Whenever growers request an inspection, no matter date, time, location, or weather conditions, the ODA inspector responds as soon as possible.
Many of the trees currently being inspected and readied for shipment will end up in overseas retail stores, on display by Thanksgiving. Some trees head for US military bases around the globe. Export shipments inspected and cleared by ODA last year included 28 to Singapore, 23 to Hong Kong, 14 to Canada, 7 to Japan, 4 to the United Arab Emirates, 3 to the Philippines, 2 to Vietnam, and 1 each to China, Korea, and Palau. But Mexico continues to be responsible for 95 percent of the exported Christmas trees from Oregon, last year with 1,675 shipments.
The movement of Oregon Christmas trees to export markets is more complicated this year because of the presence of Douglas-fir twig weevil. Mexico has a zero tolerance for the insect. Under an agreed-upon protocol, ODA will not certify trees from fields in which more than one live Douglas-fir twig weevil has been found during a 30-minute inspection period. This protocol allows ODA to certify Christmas trees during this unusual year of weevil activity while still meeting Mexico’s requirements.
A lot of what Brown and other inspectors are doing right now is cutting a twig from a cross-section of trees in the field, peeling back the bark, and visually looking for the weevil.
“Other than the Douglas-fir twig weevil, the export market and our job really hasn’t changed too much from a regulatory point of view,” says Brown.
In the past, some growers who ship to Mexico might simply send Noble firs instead of Douglas firs, thereby avoiding the specific pest in the first place. But a shortage of Noble firs – and Christmas trees in general – has resulted in more Douglas firs heading south, as long as they are weevil-free.
The tree shortage this year will result in higher prices. Harvest of Christmas trees can take anywhere from 7 to 10 years after planting. The cyclical supply and demand impact has led to fewer trees being planted in recent years after a previous oversupply of trees.
The latest Oregon Christmas tree survey conducted by the US Department of Agriculture’s National Agricultural Statistics Service (NASS) captured 2015 data. Over a five year period, the number of trees cut and sold was down 26 percent, at 4.7 million trees. The amount of acreage growing Christmas trees dropped 28 percent, at 41,223 acres compared to 2010 data. All indications are that the trend of fewer trees being harvested continues.

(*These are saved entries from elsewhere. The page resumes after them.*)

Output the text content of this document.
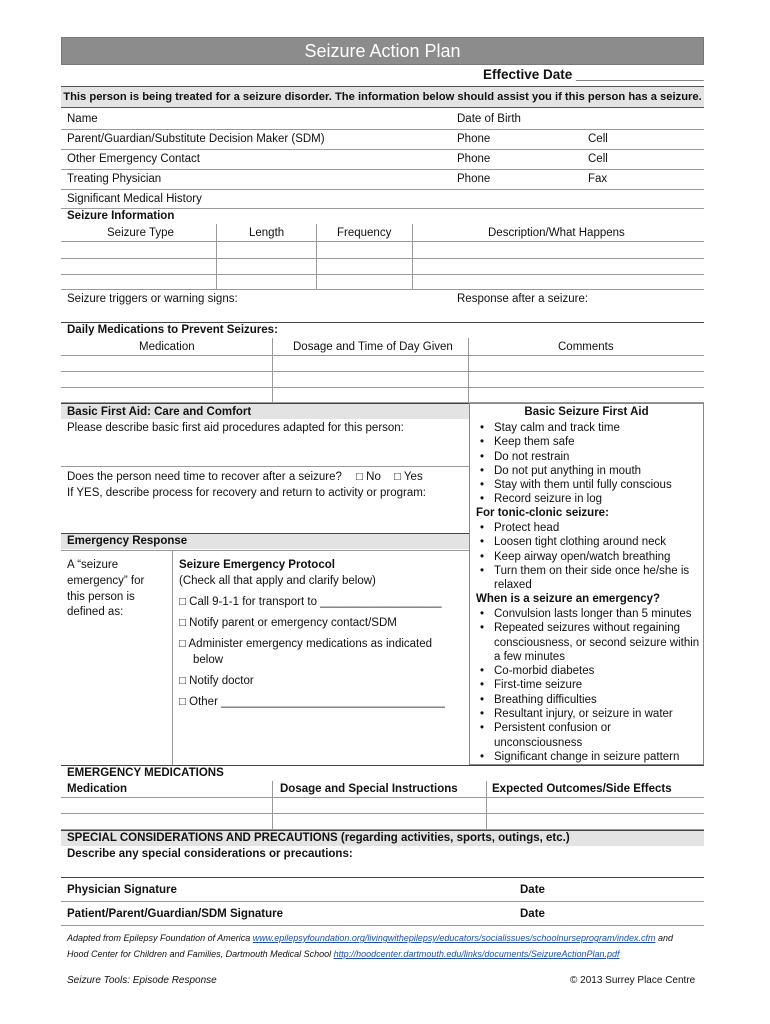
Seizure Action Plan
Effective Date _________________
This person is being treated for a seizure disorder. The information below should assist you if this person has a seizure.
Name	Date of Birth
Parent/Guardian/Substitute Decision Maker (SDM)	Phone	Cell
Other Emergency Contact	Phone	Cell
Treating Physician	Phone	Fax
Significant Medical History
Seizure Information
Seizure Type	Length	Frequency	Description/What Happens
Seizure triggers or warning signs:	Response after a seizure:
Daily Medications to Prevent Seizures:
Medication	Dosage and Time of Day Given	Comments
Basic Seizure First Aid
• Stay calm and track time
• Keep them safe
• Do not restrain
• Do not put anything in mouth
• Stay with them until fully conscious
• Record seizure in log
For tonic-clonic seizure:
• Protect head
• Loosen tight clothing around neck
• Keep airway open/watch breathing
• Turn them on their side once he/she is relaxed
When is a seizure an emergency?
• Convulsion lasts longer than 5 minutes
• Repeated seizures without regaining consciousness, or second seizure within a few minutes
• Co-morbid diabetes
• First-time seizure
• Breathing difficulties
• Resultant injury, or seizure in water
• Persistent confusion or unconsciousness
• Significant change in seizure pattern
Basic First Aid: Care and Comfort
Please describe basic first aid procedures adapted for this person:
Does the person need time to recover after a seizure? □ No □ Yes
If YES, describe process for recovery and return to activity or program:
Emergency Response
A “seizure
emergency” for
this person is
defined as:
Seizure Emergency Protocol
(Check all that apply and clarify below)
□ Call 9-1-1 for transport to ___________________
□ Notify parent or emergency contact/SDM
□ Administer emergency medications as indicated
below
□ Notify doctor
□ Other ___________________________________
EMERGENCY MEDICATIONS
Medication	Dosage and Special Instructions	Expected Outcomes/Side Effects
SPECIAL CONSIDERATIONS AND PRECAUTIONS (regarding activities, sports, outings, etc.)
Describe any special considerations or precautions:
Physician Signature	Date
Patient/Parent/Guardian/SDM Signature	Date
Adapted from Epilepsy Foundation of America www.epilepsyfoundation.org/livingwithepilepsy/educators/socialissues/schoolnurseprogram/index.cfm and
Hood Center for Children and Families, Dartmouth Medical School http://hoodcenter.dartmouth.edu/links/documents/SeizureActionPlan.pdf
Seizure Tools: Episode Response	© 2013 Surrey Place Centre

That probably means fewer trees heading to export markets this year. Still, ODA inspectors remain busy. It isn’t always about exports or even trees headed to Oregon’s top overall customer, neighboring California. Inspectors also look at Christmas trees that never leave the state.
Growers often request the expertise of ODA to identify problems in the field, even though there is no requirement for certification of trees that remain in Oregon. It’s just another way of maintaining the good reputation of high-quality Oregon Christmas trees.
"Oregon Christmas tree growers are known for shipping high quality, pest and disease-free trees," says Gary McAninch, who manages ODA’s Nursery and Christmas Tree programs and supervises the team of inspectors. "Our inspection and certification is part of the equation that maintains that reputation."